View this project on Github

Background

Every year the Deloitte Machine Learning Guild hosts an their annual hackathon, which is the largest Data Science / ML hackathon of its kind within Deloitte. Interested folks form teams of 2-4 people and work on the assigned hackathon theme for a duration of 2-4 weeks, after which the teams are judged based on a variety of criteria. The judges are Deloite ML Guild Masters who are subject matter experts in ML and DS, as well as partners who are interested in the field. The winning team gets a cash prize (USD 500 each) and a chance to present their work to the entire ML Guild.

Team

I was part of a team of 5 people, including myself. The other members were Rohit Shah, Swapna Batta, Milonee Mehta and Austin Lasseter. We participated and placed First in the 2018 version of the Annual Deloitte ML Guild Hackathon.

Idea

Access to fresh, healthy food plays a big role in determining whether the population of a given area is healthy or not. In the US, there are many areas where access to fresh food is limited, and the population is forced to rely on fast food and other unhealthy options. This leads to a variety of health issues, including obesity, diabetes, heart disease, etc.

We wanted to use ML to help local governments decide where to provide benefits and subsidies to open new grocery stores. Governments could also decide to increase SNAP (food stamps) benefits for the people in these areas, or undertake some other measure to address the problem.

Our work is based on research conducted by Alana Rhone, who I believe is also the one who graciously made this data public.

Data

We used publicly available data, the USDA Food Environment Atlas to predict which counties in the US are most in need of a grocery store, and then use this information to help local governments decide where to provide benefits and subsidies to open new grocery stores.

Approach

Based on health based factors such as BMI and the incidence of diabetes, we created a predictive health dashboard that predicts which counties in the US are most in need of a grocery store. We used a variety of ML models, including Random Forests, XGBoost, and Neural Networks to predict the health of a county based on the food environment in that county. We also used Plotly to create an interactive dashboard that allows users to explore the data and see the predictions for each county.

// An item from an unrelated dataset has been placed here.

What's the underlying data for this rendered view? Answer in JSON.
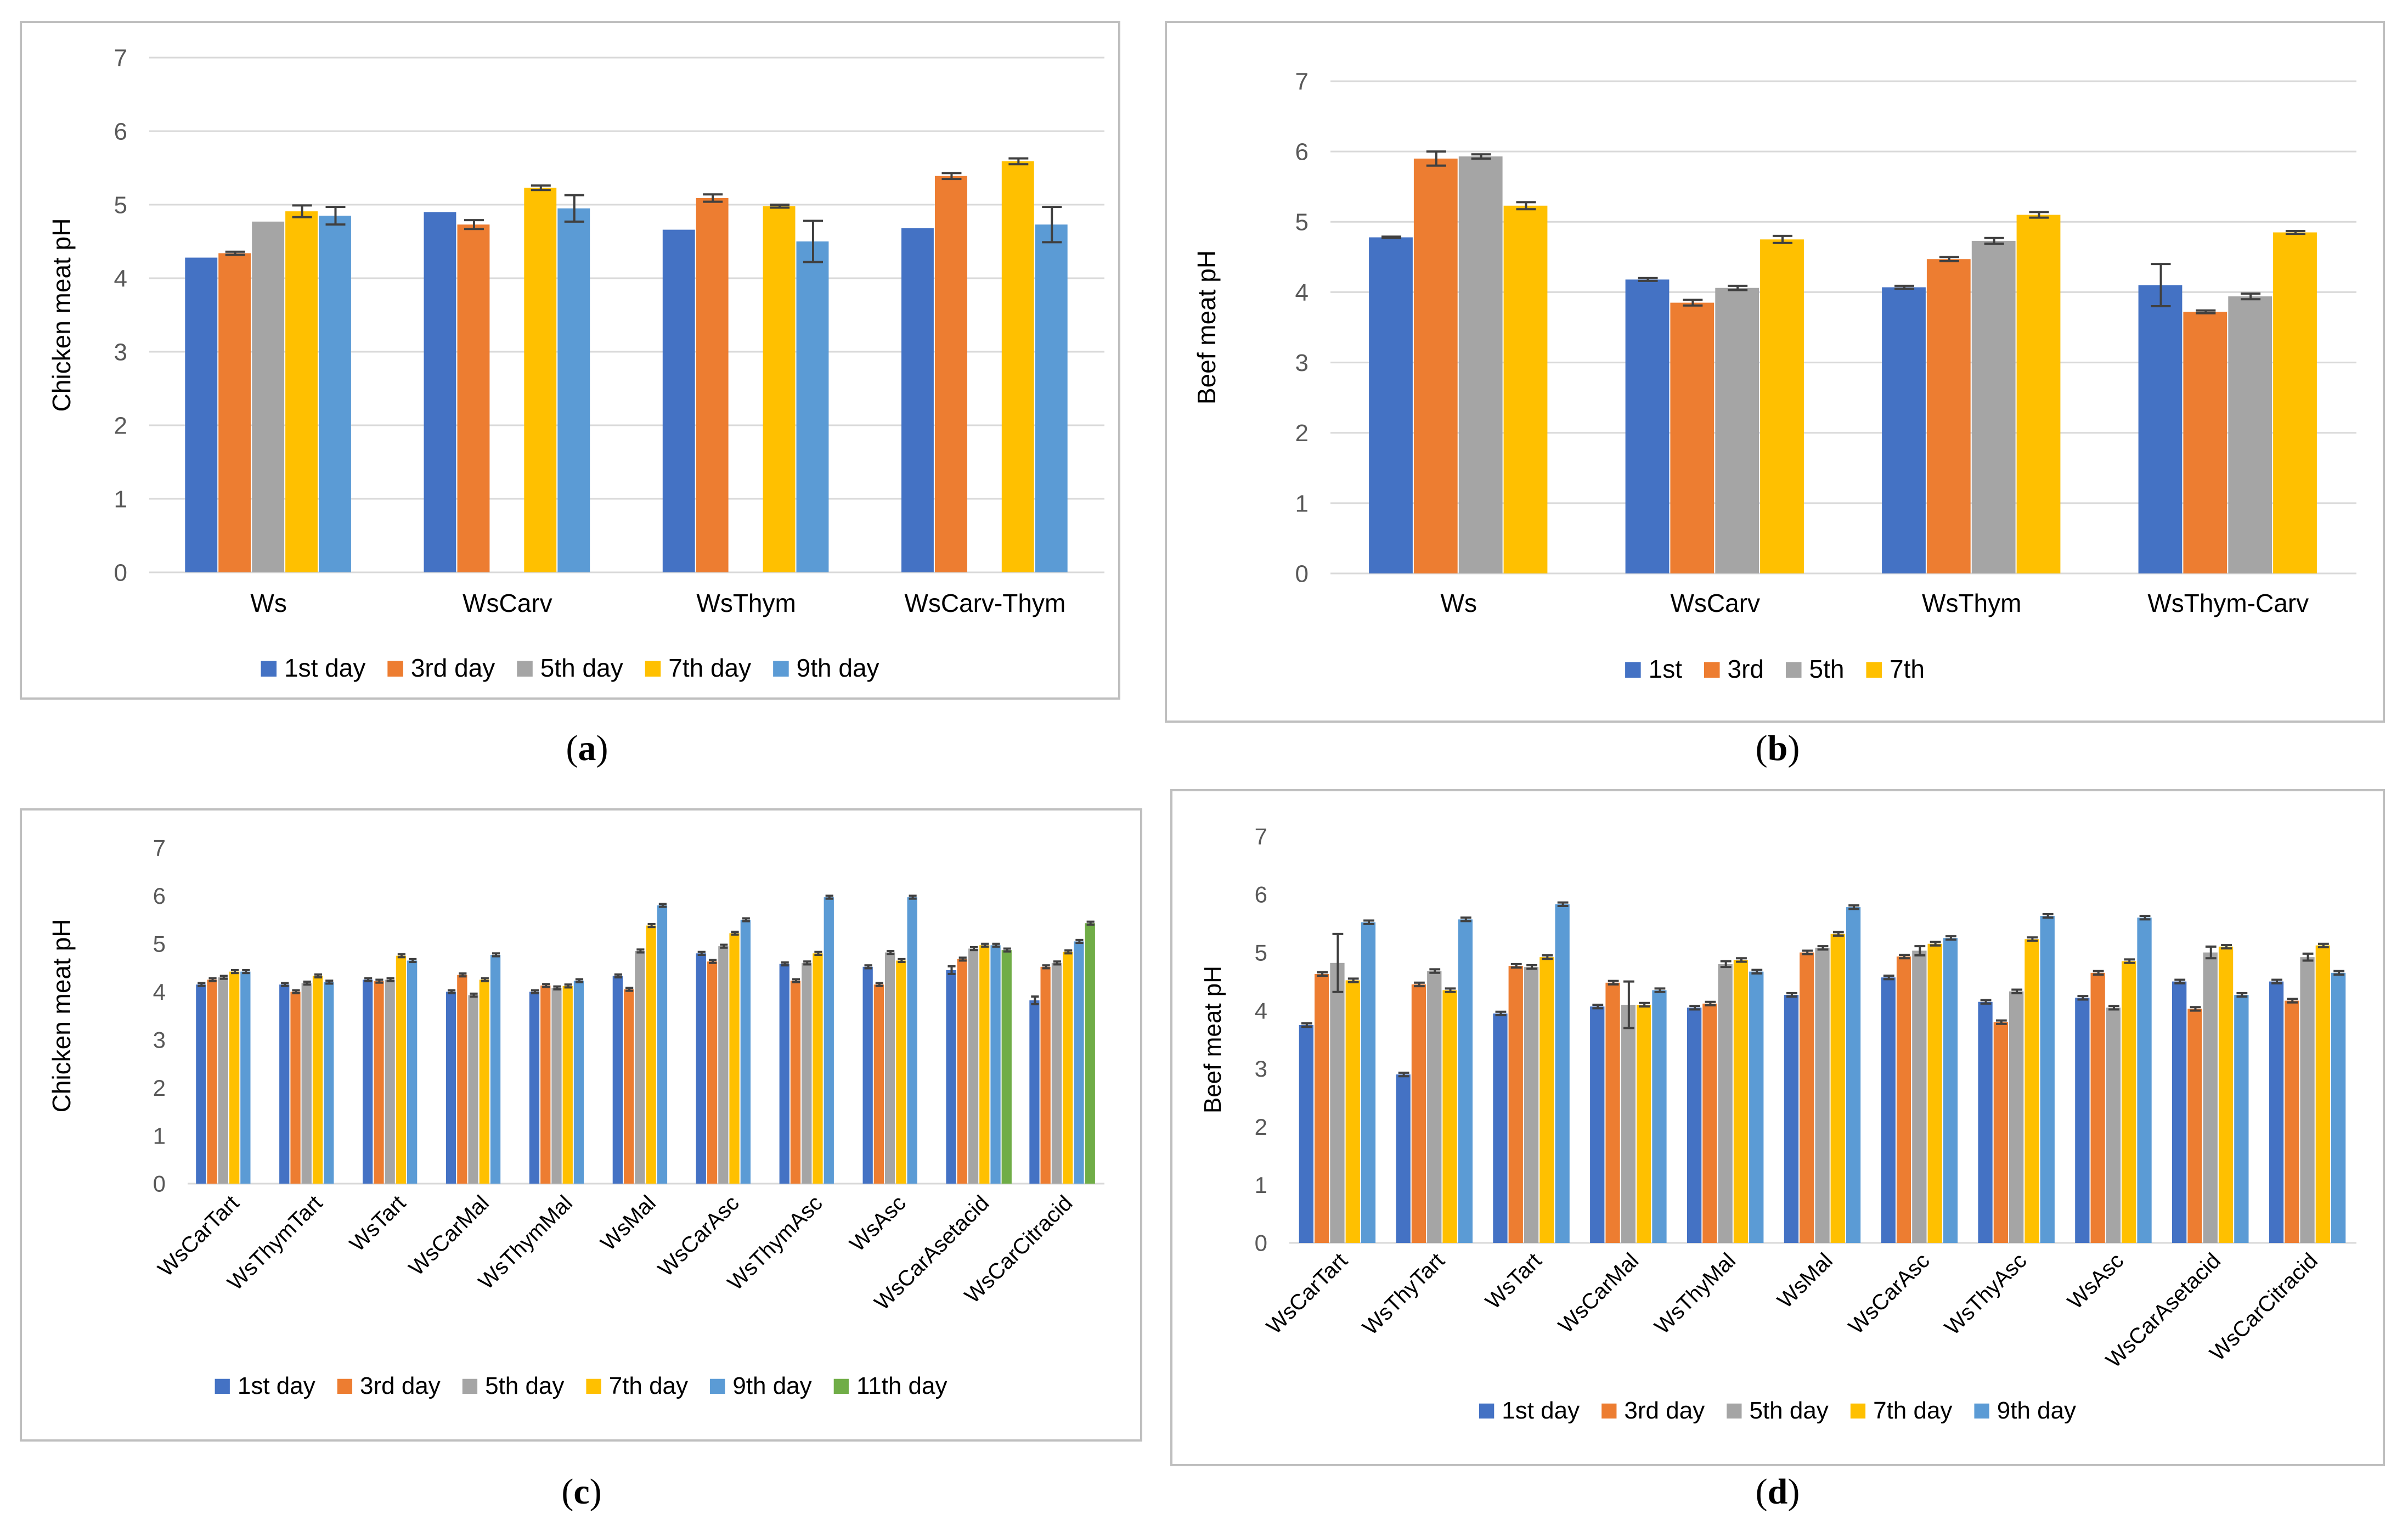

We came up with a small matrix based the predictions of our models and the actual health of the county, and used this matrix to rank the counties in the US based on their need for a grocery store. This matrix is based on two different models that we trained, a model which predicts whether the number of grocery stores in the a certain country will increase or decrease and another model predicts whether the diabetes rate in a county will increase or decrease.

Based on these two models, we create a matrix as follows:

Grocery StoresDiabetes RateRecommendation
DecreaseDecreaseMonitor concentration of stores & population served
DecreaseIncreaseOpen more stores / provide more SNAP benefits
IncreaseDecreaseIdeal
IncreaseIncreaseMonitor concentration of stores & population served

We then used this ranking to create a map of the US, where the counties are colored based on their need for a grocery store. This map can be used by local governments to decide where to provide benefits and subsidies to open new grocery stores. One major feature that both we and the judges seemed to like about our approach is that is uses no PII / PHI (Personally Identifiable Information / Person Health Information) data about the people themselves.

Future Work

  • I want to check whether I can somehow add to the analysis performed by Alana and her colleagues in their work.
  • I want to redo this project from scratch, and check how my current skills compare to my skills when I first did this project.
  • Presentation is everything. I want to redo the dash app where this was deployed and figure out if there’s a way to keep it running without having to pay for it. Maybe another github.io page?
  • Are there any drawbacks to combining the predictions of the two models like this? Does it matter whether they are trained on the same data or different data?

Ulterior Motives

Everytime I have to prepare for an interview, I need to go through the repo that we made for this project, which is a headache. This page helps me ease that process. Additionally, I can use this as a resource to present in case I talk about this project during my interviews, especially if I make the app live again.